Les trois hommes de hockey sont des rivaux sur une base quotidienne depuis quelques années et voilà que tout d'un coup, ils échangent leurs recettes de tourtières mexicaines du temps des Fêtes parce qu'ils se retrouvent dans le même camp pour quelques heures...
«C'est automatique, honnêtement. Il faut savoir faire la part des choses. Pour les joueurs, c'est pareil. Quand je jouais dans la Ligue américaine, je détestais profondément Peter White mais quand je le croisais l'été, c'était amical», signale Éric Veilleux.
«En plus, ce sont deux gars avec qui je m'entends bien, alors c'est encore plus f. Si je devais travailler avec un gars que je ne respecte pas beaucoup, ce serait peut-être plus difficile. Mais là , je suis choyé, on se rejoint sur plusieurs points.»
La majorité des discussions tournent autour des duels face aux Russes. Mais Veilleux avoue qu'elles débordent parfois sur des sujets plus, disons, personnels.
«Je pense que je connais la façon de battre les système des Huskies et des Voltigeurs... et l'inverse est aussi vrai! Ça fait des discussions pas mal intéressantes», sourit-il.

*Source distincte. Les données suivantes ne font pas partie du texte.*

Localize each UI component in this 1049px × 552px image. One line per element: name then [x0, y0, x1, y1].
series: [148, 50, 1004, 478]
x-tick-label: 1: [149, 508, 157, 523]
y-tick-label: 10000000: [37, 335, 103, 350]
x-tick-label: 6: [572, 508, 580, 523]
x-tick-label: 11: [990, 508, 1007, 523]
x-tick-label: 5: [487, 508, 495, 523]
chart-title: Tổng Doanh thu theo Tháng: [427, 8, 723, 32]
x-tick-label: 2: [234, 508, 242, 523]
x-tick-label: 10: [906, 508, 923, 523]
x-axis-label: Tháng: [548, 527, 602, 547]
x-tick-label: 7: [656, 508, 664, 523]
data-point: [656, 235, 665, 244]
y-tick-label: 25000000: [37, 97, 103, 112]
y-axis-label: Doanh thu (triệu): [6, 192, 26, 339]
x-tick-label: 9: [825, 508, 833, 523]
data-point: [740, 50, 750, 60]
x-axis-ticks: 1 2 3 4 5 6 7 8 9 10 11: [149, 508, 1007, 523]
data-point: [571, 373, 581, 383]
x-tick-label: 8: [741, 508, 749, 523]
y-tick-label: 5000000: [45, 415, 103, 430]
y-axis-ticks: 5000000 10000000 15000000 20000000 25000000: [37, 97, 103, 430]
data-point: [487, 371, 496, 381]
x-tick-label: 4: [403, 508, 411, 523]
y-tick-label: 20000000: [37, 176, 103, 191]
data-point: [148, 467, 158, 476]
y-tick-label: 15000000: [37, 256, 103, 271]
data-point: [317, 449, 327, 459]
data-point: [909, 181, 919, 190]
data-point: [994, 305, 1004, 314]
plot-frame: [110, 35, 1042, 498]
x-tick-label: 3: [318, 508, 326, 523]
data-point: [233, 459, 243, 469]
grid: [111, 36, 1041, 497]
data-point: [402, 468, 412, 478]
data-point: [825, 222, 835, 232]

«Je vois ça comme une opportunité de m'améliorer. À Hawkesbury, je faisais tout, tout seul. Puis à Shawinigan, j'ai la chance d'être entouré par de bons hommes de hockey. Cette fois, cette expérience me permet de me faire challenger sur mes connaissances. C'est sain.»

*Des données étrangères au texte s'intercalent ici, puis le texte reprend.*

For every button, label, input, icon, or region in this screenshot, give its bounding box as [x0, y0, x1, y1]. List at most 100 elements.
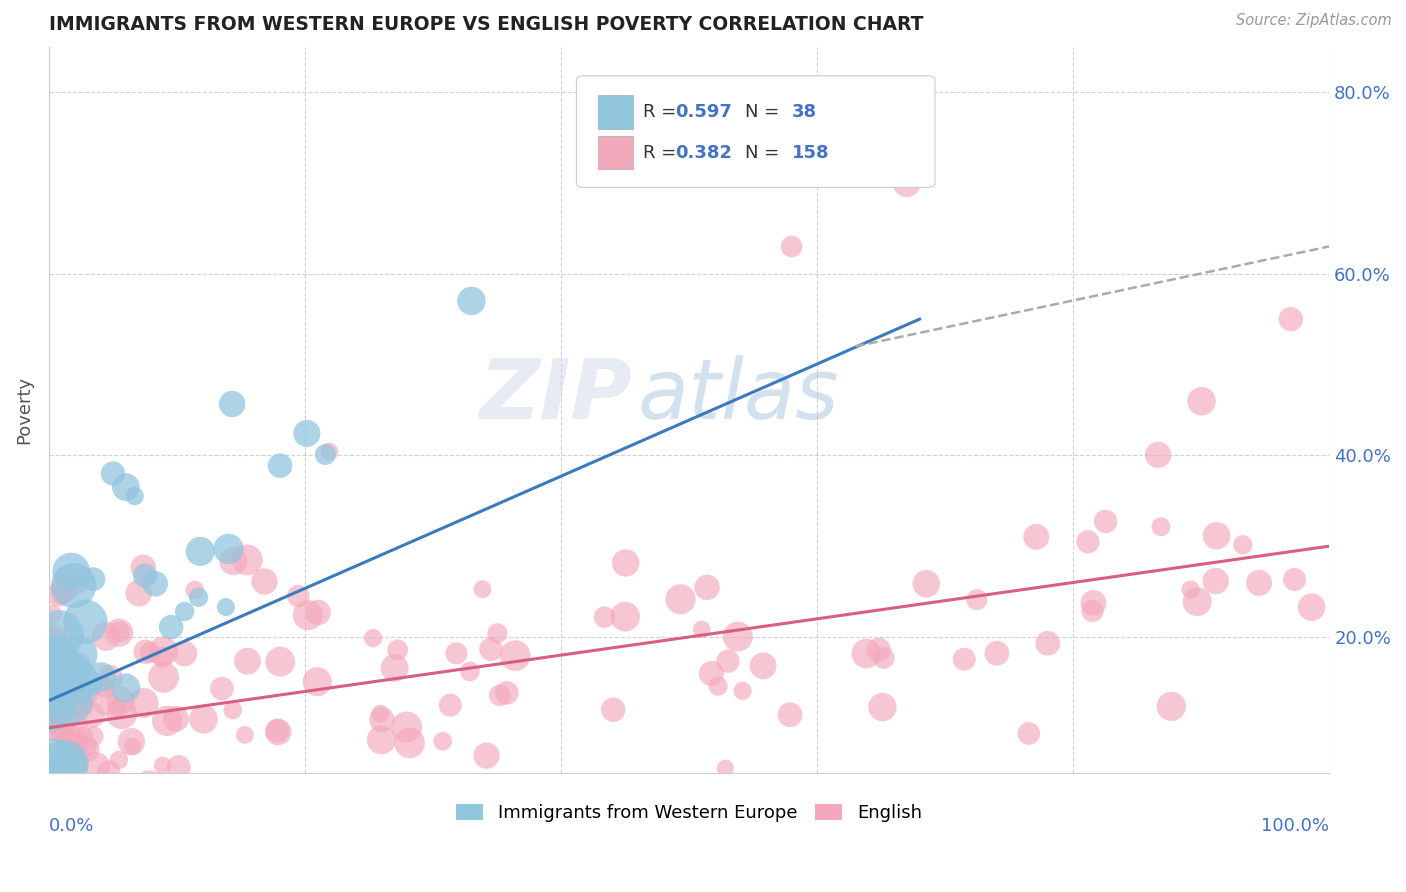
- Point: [222, 703, 245, 717]
- Point: [73, 739, 96, 753]
- Point: [82, 708, 104, 723]
- Point: [108, 753, 131, 767]
- Point: [387, 643, 409, 657]
- Point: [101, 467, 124, 481]
- Point: [503, 648, 526, 663]
- Point: [51, 784, 73, 798]
- Point: [188, 544, 211, 558]
- Point: [1147, 448, 1170, 462]
- Point: [1232, 538, 1254, 552]
- Point: [489, 689, 512, 703]
- Point: [79, 677, 101, 691]
- Point: [132, 560, 155, 574]
- Text: R =: R =: [643, 103, 682, 121]
- Point: [1036, 636, 1059, 650]
- Point: [966, 592, 988, 607]
- Point: [156, 714, 179, 728]
- Point: [48, 681, 70, 695]
- Point: [165, 712, 187, 726]
- Point: [49, 784, 72, 798]
- Point: [49, 652, 72, 666]
- Point: [269, 458, 291, 473]
- Point: [1018, 726, 1040, 740]
- Point: [700, 666, 723, 681]
- Text: R =: R =: [643, 144, 682, 161]
- Point: [45, 662, 67, 676]
- Point: [1205, 529, 1227, 543]
- Point: [63, 717, 86, 731]
- Point: [108, 624, 131, 639]
- Point: [62, 665, 84, 679]
- Point: [72, 686, 94, 700]
- Point: [60, 565, 83, 579]
- Point: [45, 698, 67, 713]
- Text: N =: N =: [745, 103, 779, 121]
- Point: [731, 684, 754, 698]
- Point: [134, 645, 156, 659]
- Point: [1301, 600, 1323, 615]
- Point: [187, 591, 209, 605]
- Point: [614, 609, 637, 624]
- Point: [953, 652, 976, 666]
- Point: [475, 748, 498, 763]
- Point: [173, 604, 195, 618]
- Point: [218, 541, 240, 556]
- Point: [439, 698, 461, 713]
- Point: [446, 646, 468, 660]
- Point: [63, 674, 86, 689]
- Point: [138, 778, 160, 792]
- Point: [173, 647, 195, 661]
- Point: [127, 784, 149, 798]
- Point: [48, 588, 70, 602]
- Point: [471, 582, 494, 597]
- Point: [98, 784, 121, 798]
- Point: [896, 176, 918, 190]
- Point: [479, 642, 502, 657]
- Point: [1081, 604, 1104, 618]
- Point: [94, 630, 117, 644]
- Point: [114, 681, 136, 695]
- Point: [46, 682, 69, 697]
- Point: [139, 645, 162, 659]
- Point: [1279, 312, 1302, 326]
- Point: [121, 739, 143, 754]
- Text: 158: 158: [792, 144, 830, 161]
- Point: [107, 701, 129, 715]
- Point: [215, 600, 238, 615]
- Point: [253, 574, 276, 589]
- Point: [39, 757, 62, 772]
- Point: [160, 620, 183, 634]
- Point: [143, 576, 166, 591]
- Point: [986, 646, 1008, 660]
- Point: [224, 784, 246, 798]
- Point: [66, 736, 89, 750]
- Point: [55, 732, 77, 747]
- Point: [184, 583, 207, 598]
- Point: [44, 721, 66, 735]
- Point: [1025, 530, 1047, 544]
- Text: 0.597: 0.597: [675, 103, 731, 121]
- Point: [111, 706, 134, 721]
- Point: [83, 729, 105, 743]
- Point: [44, 637, 66, 651]
- Point: [752, 658, 775, 673]
- Point: [62, 578, 84, 592]
- Point: [55, 781, 77, 796]
- Point: [395, 720, 418, 734]
- Point: [297, 608, 319, 623]
- Point: [269, 655, 291, 669]
- Point: [120, 734, 142, 748]
- Point: [65, 784, 87, 798]
- Point: [371, 713, 394, 727]
- Point: [124, 489, 146, 503]
- Point: [193, 712, 215, 726]
- Point: [267, 725, 290, 739]
- Point: [56, 682, 79, 697]
- Point: [44, 676, 66, 690]
- Point: [41, 631, 63, 645]
- Point: [152, 644, 174, 658]
- Point: [1205, 574, 1227, 588]
- Point: [432, 734, 454, 748]
- Point: [53, 743, 76, 757]
- Point: [65, 698, 87, 712]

Mario Duhamel abonde dans le même sens. Faut dire qu'il a été l'adjoint de Tourigny pendant quelques saisons avant de se retrouver à la barre des Voltigeurs.
À ses premiers pas comme entraîneur-chef dans le circuit Courteau, Duhamel s'est rapidement retrouvé dans le bain de la rivalité Voltigeurs-Cataractes et il s'est payé une joyeuse engueulade dans le feu de l'action avec Veilleux il y a à peine quelques semaines...
«Nous sommes des compétiteurs, c'est normal que la rivalité soit intense et on adore tous ça. Mais ça n'enlève rien au respect que j'ai pour Éric. Le respect, ça ne s'efface pas quand tu changes de logo sur le chandail. Bien sûr, à notre première discussion dimanche, on a fait quelques blagues!»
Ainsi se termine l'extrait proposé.